September 15, 2021 @ 7:00 pm - 8:15 pm
Speakers: Dr. Francis Halzen, Dr. John Kelley and Dr. Lu Lu, Wisconsin IceCube Particle Astrophysics Center
Dr. Francis Halzen is the principal investigator of IceCube, Hilldale and Gregory Breit Professor at UW–Madison. In 1987, Halzen started working on the concept of using natural Antarctic ice as a neutrino detector. This led to the AMANDA experiment, a first-generation neutrino telescope at the South Pole that represented a proof of concept for the IceCube Neutrino Observatory.
Dr. John Kelley is a scientist and detector operations manager of the IceCube Neutrino Observatory. He started working on IceCube in 2003 and has deployed nine times to the South Pole.
Dr. Lu Lu is an assistant professor at UW–Madison working to discover the origins of the highest energy particles and to understand their acceleration mechanisms using IceCube. In addition to her research and development work, Lu co-developed an augmented reality app, ICEcuBEAR, to visualize IceCube real-time alerts on mobile phones.

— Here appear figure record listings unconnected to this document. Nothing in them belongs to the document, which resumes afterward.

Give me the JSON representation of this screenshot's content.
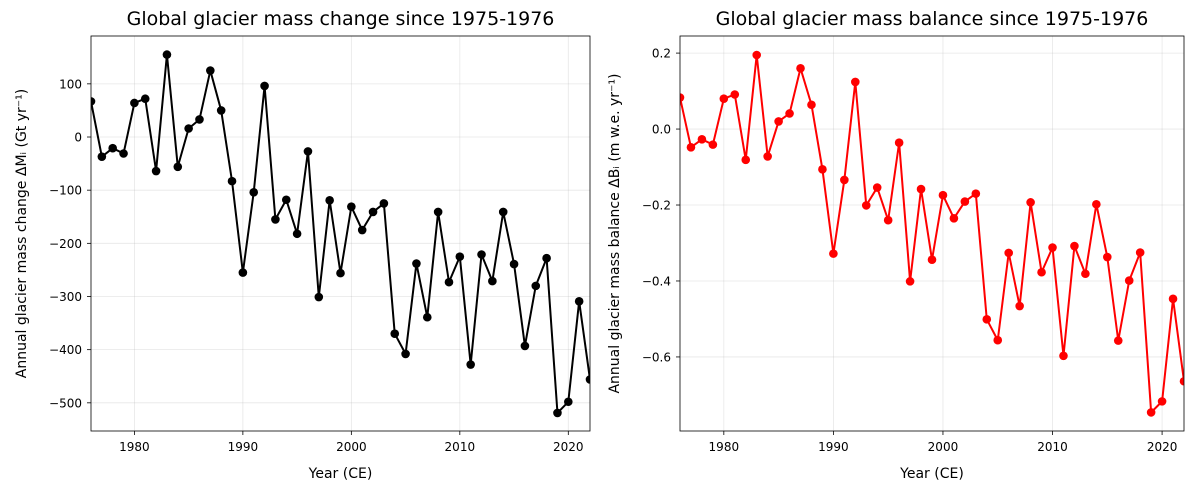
{
  "chart_data": [
    {
      "type": "line",
      "title": "Global glacier mass change since 1975-1976",
      "xlabel": "Year (CE)",
      "ylabel": "Annual glacier mass change ΔMᵢ (Gt yr⁻¹)",
      "xlim": [
        1976,
        2022
      ],
      "ylim": [
        -553,
        190
      ],
      "xticks": [
        1980,
        1990,
        2000,
        2010,
        2020
      ],
      "yticks": [
        100,
        0,
        -100,
        -200,
        -300,
        -400,
        -500
      ],
      "ytick_labels": [
        "100",
        "0",
        "−100",
        "−200",
        "−300",
        "−400",
        "−500"
      ],
      "grid": true,
      "series": [
        {
          "color": "#000000",
          "marker": "circle",
          "x": [
            1976,
            1977,
            1978,
            1979,
            1980,
            1981,
            1982,
            1983,
            1984,
            1985,
            1986,
            1987,
            1988,
            1989,
            1990,
            1991,
            1992,
            1993,
            1994,
            1995,
            1996,
            1997,
            1998,
            1999,
            2000,
            2001,
            2002,
            2003,
            2004,
            2005,
            2006,
            2007,
            2008,
            2009,
            2010,
            2011,
            2012,
            2013,
            2014,
            2015,
            2016,
            2017,
            2018,
            2019,
            2020,
            2021,
            2022
          ],
          "values": [
            67,
            -37,
            -21,
            -31,
            64,
            72,
            -64,
            155,
            -56,
            16,
            33,
            125,
            50,
            -83,
            -255,
            -104,
            96,
            -155,
            -118,
            -182,
            -27,
            -301,
            -119,
            -256,
            -131,
            -175,
            -141,
            -125,
            -370,
            -408,
            -238,
            -339,
            -141,
            -273,
            -225,
            -428,
            -221,
            -271,
            -141,
            -239,
            -393,
            -280,
            -228,
            -519,
            -498,
            -309,
            -456
          ]
        }
      ]
    },
    {
      "type": "line",
      "title": "Global glacier mass balance since 1975-1976",
      "xlabel": "Year (CE)",
      "ylabel": "Annual glacier mass balance ΔBᵢ (m w.e. yr⁻¹)",
      "xlim": [
        1976,
        2022
      ],
      "ylim": [
        -0.795,
        0.245
      ],
      "xticks": [
        1980,
        1990,
        2000,
        2010,
        2020
      ],
      "yticks": [
        0.2,
        0.0,
        -0.2,
        -0.4,
        -0.6
      ],
      "ytick_labels": [
        "0.2",
        "0.0",
        "−0.2",
        "−0.4",
        "−0.6"
      ],
      "grid": true,
      "series": [
        {
          "color": "#ff0000",
          "marker": "circle",
          "x": [
            1976,
            1977,
            1978,
            1979,
            1980,
            1981,
            1982,
            1983,
            1984,
            1985,
            1986,
            1987,
            1988,
            1989,
            1990,
            1991,
            1992,
            1993,
            1994,
            1995,
            1996,
            1997,
            1998,
            1999,
            2000,
            2001,
            2002,
            2003,
            2004,
            2005,
            2006,
            2007,
            2008,
            2009,
            2010,
            2011,
            2012,
            2013,
            2014,
            2015,
            2016,
            2017,
            2018,
            2019,
            2020,
            2021,
            2022
          ],
          "values": [
            0.083,
            -0.048,
            -0.027,
            -0.041,
            0.08,
            0.091,
            -0.081,
            0.195,
            -0.072,
            0.02,
            0.041,
            0.16,
            0.064,
            -0.106,
            -0.328,
            -0.134,
            0.124,
            -0.201,
            -0.154,
            -0.24,
            -0.036,
            -0.401,
            -0.158,
            -0.344,
            -0.174,
            -0.235,
            -0.191,
            -0.17,
            -0.501,
            -0.556,
            -0.326,
            -0.466,
            -0.193,
            -0.377,
            -0.312,
            -0.597,
            -0.308,
            -0.381,
            -0.198,
            -0.337,
            -0.557,
            -0.399,
            -0.325,
            -0.746,
            -0.717,
            -0.447,
            -0.664
          ]
        }
      ]
    }
  ]
}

Description: The IceCube Neutrino Observatory, dubbed “the strangest telescope in the world”, sits in a cubic kilometer of ice at the South Pole, Antarctica. IceCube detects signals from astrophysical neutrinos that interact in the ice, revealing previously hidden information about the universe. It has been 10 years since IceCube began full operations on May 13, 2011. Join us as we look back at the massive construction effort led by UW-Madison, highlight exciting discoveries uncovered by a team of nearly 400 scientists from 53 institutions in 12 countries, and give a glimpse into the future of this one-of-a-kind instrument.